Le CLS 2024-2028 mise sur un écosystème de soins intégré
Yonne. Le PETR Nord Yonne poursuit les actions menées l’an passé dans le cadre du CLS (Contrat Local Santé). L’objectif est clair : répondre aux enjeux sanitaires du territoire, surtout en termes de prévention et d’accès aux soins dans un contexte de pénurie de praticiens et de vieillissement démographique.
Lancé par le Grand Sénonais en 2018, le Contrat Local Santé (CLS) est étendu au PETR Nord Yonne (pôle d’équilibre territorial et rural) depuis janvier 2025. Deux ans auparavant, un diagnostic préalable avait permis de définir l’offre de santé du territoire ainsi que l’état de santé de la population. « J’espère pouvoir continuer sur le travail mené depuis maintenant cinq ans », s’est exprimée Nadège Naze, conseillère syndicale déléguée à la santé du PETR Nord Yonne en charge du projet, fraîchement réélue à la mairie de Villeneuve-sur-Yonne. Pour l’année 2026, l’équipe du CLS relève de nouveau le défi d’améliorer l’offre de soins. Un plan qui s’articule autour de plusieurs axes dont la démographie médicale, la prévention ou encore la santé mentale.
Fer de lance du PETR Nord Yonne, la prévention couvre une majorité du dispositif, pensé par ailleurs à très long terme. Célia Carillo, chargée de mission de l’ARS Bourgogne Franche-Comté, estime que la collectivité pourra réellement en mesurer l’impact d’ici une vingtaine d’années.
2026 : de nouveaux projets
Les actions du CLS mobilisent chaque année de nombreux partenaires et bénévoles et suscitent un intérêt grandissant du public. L’an dernier, quinze actions ont été menées afin de promouvoir le dépistage de ces maladies auprès de la population : Octobre Rose, contre le cancer du sein, Mars bleu, contre le cancer du côlon, suspendu en cette année en raison des élections municipales. En revanche, le Forum du diabète n’a pas eu le succès escompté, organisé à Savigny-sur-Clairis, lieu jugé trop « excentré », et dont la communication était insuffisante. En 2026, le PETR Nord Yonne renouvelle et renforce la plupart de ses actions, notamment autour de l’endométriose, la nutrition avec le PAT (Projet Alimentaire Territorial), la plateforme Pass Santé Jeunes, la santé sexuelle. Encore en réflexion quant à son format, le « Mois sans tabac » se tiendra en novembre. Sur la santé des plus jeunes, le CLS prévoit une sensibilisation accrue à l’impact des écrans, avec l’exposition Insupportable Portable. Le volet « sport-santé » sera mené en collaboration avec un enseignant APA (activité physique adaptée).

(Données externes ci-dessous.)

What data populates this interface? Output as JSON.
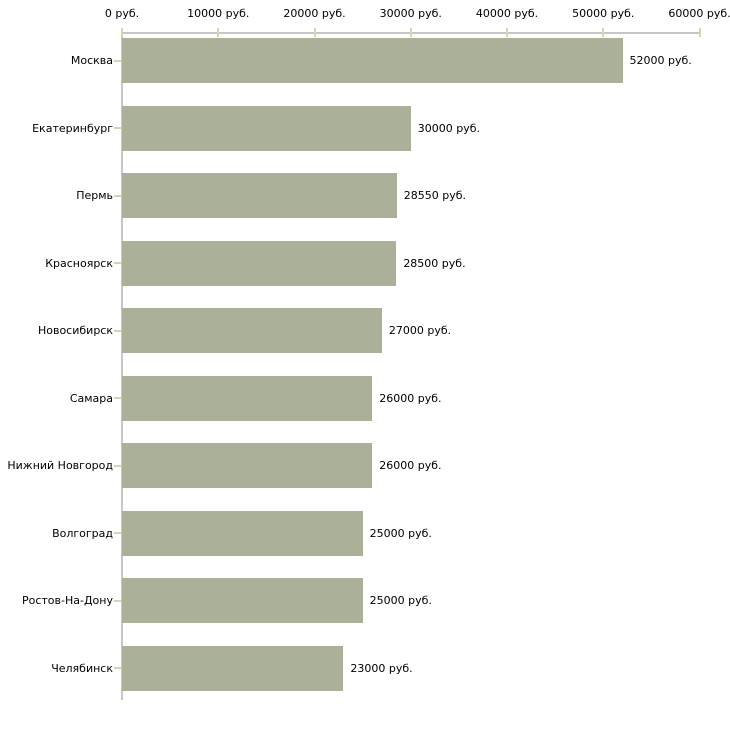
{
  "chart_data": {
    "type": "bar",
    "orientation": "horizontal",
    "title": "",
    "xlabel": "",
    "ylabel": "",
    "unit": "руб.",
    "categories": [
      "Москва",
      "Екатеринбург",
      "Пермь",
      "Красноярск",
      "Новосибирск",
      "Самара",
      "Нижний Новгород",
      "Волгоград",
      "Ростов-На-Дону",
      "Челябинск"
    ],
    "values": [
      52000,
      30000,
      28550,
      28500,
      27000,
      26000,
      26000,
      25000,
      25000,
      23000
    ],
    "value_labels": [
      "52000 руб.",
      "30000 руб.",
      "28550 руб.",
      "28500 руб.",
      "27000 руб.",
      "26000 руб.",
      "26000 руб.",
      "25000 руб.",
      "25000 руб.",
      "23000 руб."
    ],
    "x_axis": {
      "position": "top",
      "min": 0,
      "max": 60000,
      "tick_values": [
        0,
        10000,
        20000,
        30000,
        40000,
        50000,
        60000
      ],
      "tick_labels": [
        "0 руб.",
        "10000 руб.",
        "20000 руб.",
        "30000 руб.",
        "40000 руб.",
        "50000 руб.",
        "60000 руб."
      ]
    },
    "grid": false,
    "legend": false,
    "colors": {
      "bar_fill": "#abb198",
      "axis_line": "#c6c6c6",
      "x_tick_mark": "#d6d6ae",
      "category_tick_mark": "#d8d2b0",
      "label_text": "#000000",
      "background": "#ffffff"
    }
  }
}
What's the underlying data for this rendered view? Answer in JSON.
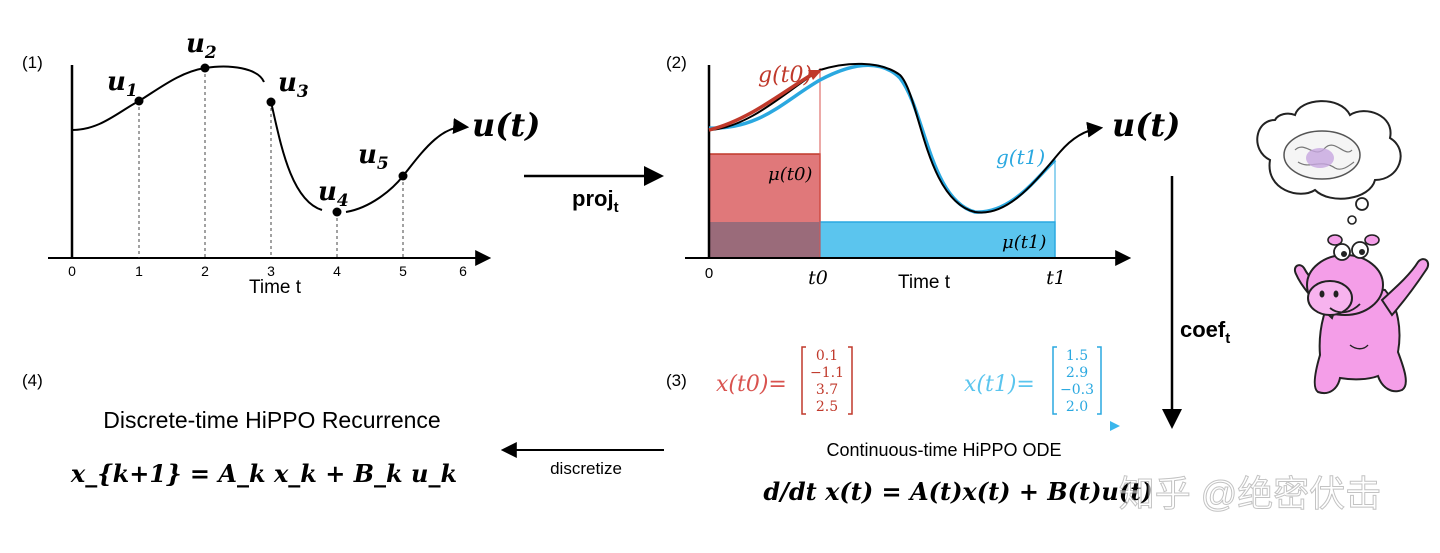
{
  "panel1": {
    "label": "(1)",
    "points": [
      {
        "name": "u",
        "sub": "1",
        "t": 1
      },
      {
        "name": "u",
        "sub": "2",
        "t": 2
      },
      {
        "name": "u",
        "sub": "3",
        "t": 3
      },
      {
        "name": "u",
        "sub": "4",
        "t": 4
      },
      {
        "name": "u",
        "sub": "5",
        "t": 5
      }
    ],
    "ticks": [
      "0",
      "1",
      "2",
      "3",
      "4",
      "5",
      "6"
    ],
    "xlabel": "Time t",
    "curve_label": "u(t)"
  },
  "panel2": {
    "label": "(2)",
    "g0_label": "g(t0)",
    "g1_label": "g(t1)",
    "mu0_label": "μ(t0)",
    "mu1_label": "μ(t1)",
    "curve_label": "u(t)",
    "ticks": [
      "0",
      "t0",
      "t1"
    ],
    "xlabel": "Time t",
    "colors": {
      "red": "#d9534f",
      "red_fill": "#e0787a",
      "blue": "#2aa8e0",
      "blue_fill": "#5bc5ee",
      "overlap": "#9a6b7a"
    }
  },
  "arrows": {
    "proj_label": "proj",
    "proj_sub": "t",
    "coef_label": "coef",
    "coef_sub": "t",
    "discretize_label": "discretize"
  },
  "panel3": {
    "label": "(3)",
    "x0_label": "x(t0)=",
    "x0_values": [
      "0.1",
      "−1.1",
      "3.7",
      "2.5"
    ],
    "x1_label": "x(t1)=",
    "x1_values": [
      "1.5",
      "2.9",
      "−0.3",
      "2.0"
    ],
    "title": "Continuous-time HiPPO ODE",
    "equation": "d/dt x(t) = A(t)x(t) + B(t)u(t)"
  },
  "panel4": {
    "label": "(4)",
    "title": "Discrete-time HiPPO Recurrence",
    "equation": "x_{k+1} = A_k x_k + B_k u_k"
  },
  "watermark": "知乎 @绝密伏击"
}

Renforcer l’offre de santé
La collectivité peine encore à endiguer la pénurie de praticiens. En cause, notamment : le vieillissement de la population qui entraîne une augmentation des besoins en santé et la répartition géographique inégale des médecins, malgré des efforts des zones rurales en termes d’attractivité. Nadège Naze ne peut que saluer « la synergie entre les partenaires de la santé et les préventionnistes. Pour un territoire et ses habitants, c’est essentiel ».
Le PETR ne s’avoue pas vaincu pour autant, actionnant divers leviers pour apporter des solutions aux patients, aux personnes vulnérables notamment : une politique d’accueil d’étudiants en médecine pour un semestre (27 internes pris en charge en 2025) et le renforcement des échanges interprofessionnels entre les praticiens, événements organisés par des établissements de santé du territoire.